Iran's agreement to allow agricultural shipments through the Strait represents a partial opening, per AP News. However, the details of implementation — which vessels qualify, what verification process applies, and whether commercial fertilizer carriers will resume transits — were not publicly specified as of March 28. The broader blockade on commercial oil and gas shipping remained in force.

UNCTAD's report noted that the crisis was already affecting humanitarian supply chains, with aid agencies facing "slower, more expensive and less predictable aid shipments." Youssef stated there is "a shared global interest in keeping trade routes open, because disruptions of this scale affect all economies."

The New York Times, in a March 27 report on the global food supply impact, described fertilizer as "one of the biggest economic casualties of the US-led war in Iran," noting that shipments had "piled up on the wrong side of the Strait of Hormuz."

Historical Comparison

The 2022 Russian invasion of Ukraine caused the most significant global fertilizer disruption before the Iran war. Russia and Belarus together account for approximately 40% of global potash exports, and Russia is a major urea exporter. That disruption drove urea prices to record highs — US market barge prices briefly exceeded $900 per metric ton in spring 2022, per DTN — before easing as alternative supply routes were established and demand softened due to affordability constraints.

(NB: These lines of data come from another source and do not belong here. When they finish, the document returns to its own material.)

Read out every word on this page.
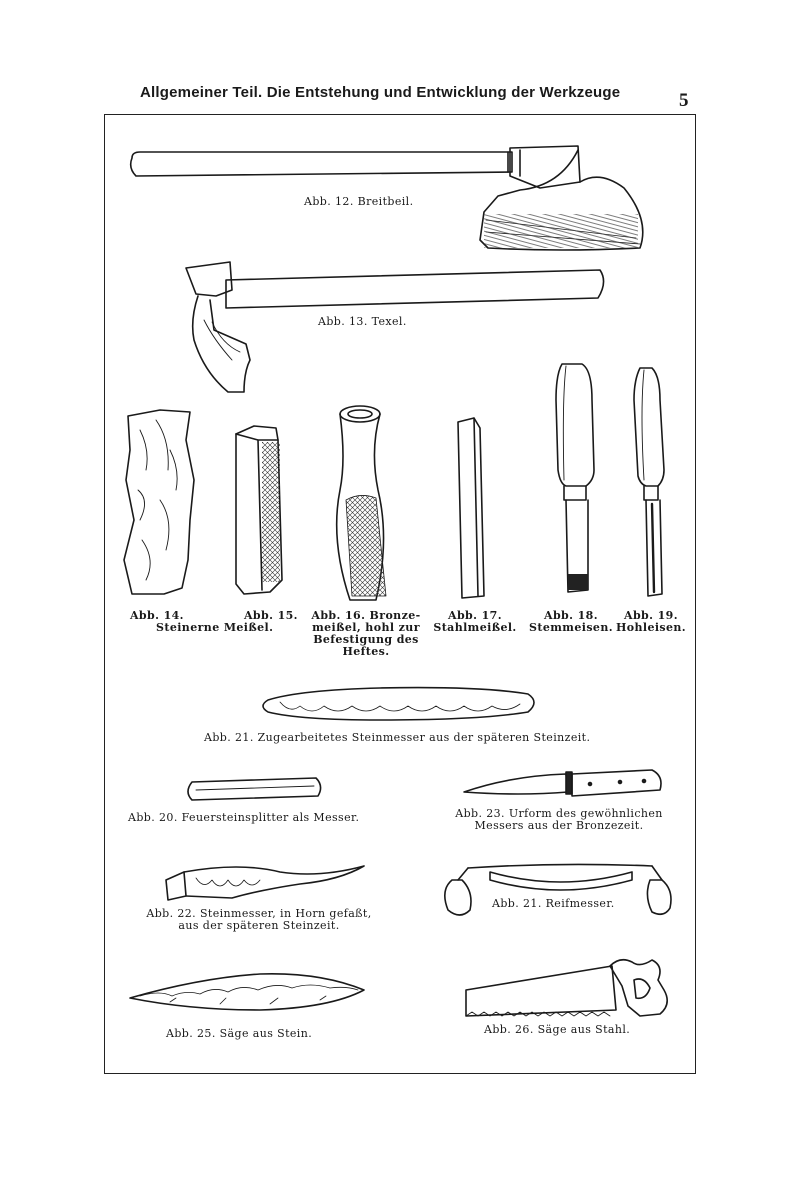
Allgemeiner Teil. Die Entstehung und Entwicklung der Werkzeuge	5
Abb. 12. Breitbeil.
Abb. 13. Texel.
Abb. 14.	Abb. 15.
Steinerne Meißel.
Abb. 16. Bronze-
meißel, hohl zur
Befestigung des
Heftes.
Abb. 17.
Stahlmeißel.
Abb. 18.
Stemmeisen.
Abb. 19.
Hohleisen.
Abb. 21. Zugearbeitetes Steinmesser aus der späteren Steinzeit.
Abb. 20. Feuersteinsplitter als Messer.	Abb. 23. Urform des gewöhnlichen
Messers aus der Bronzezeit.
Abb. 22. Steinmesser, in Horn gefaßt,
aus der späteren Steinzeit.
Abb. 21. Reifmesser.
Abb. 25. Säge aus Stein.	Abb. 26. Säge aus Stahl.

The current crisis differs structurally: the Hormuz disruption affects not just one or two exporters but the entire Gulf region simultaneously, including Saudi Arabia, Qatar, Bahrain, Iran, and the UAE. Whether the agricultural shipment exception Iran agreed to will restore meaningful fertilizer flow — and whether commercial shipping companies will risk transiting a still-active war zone — remains unresolved as of March 28.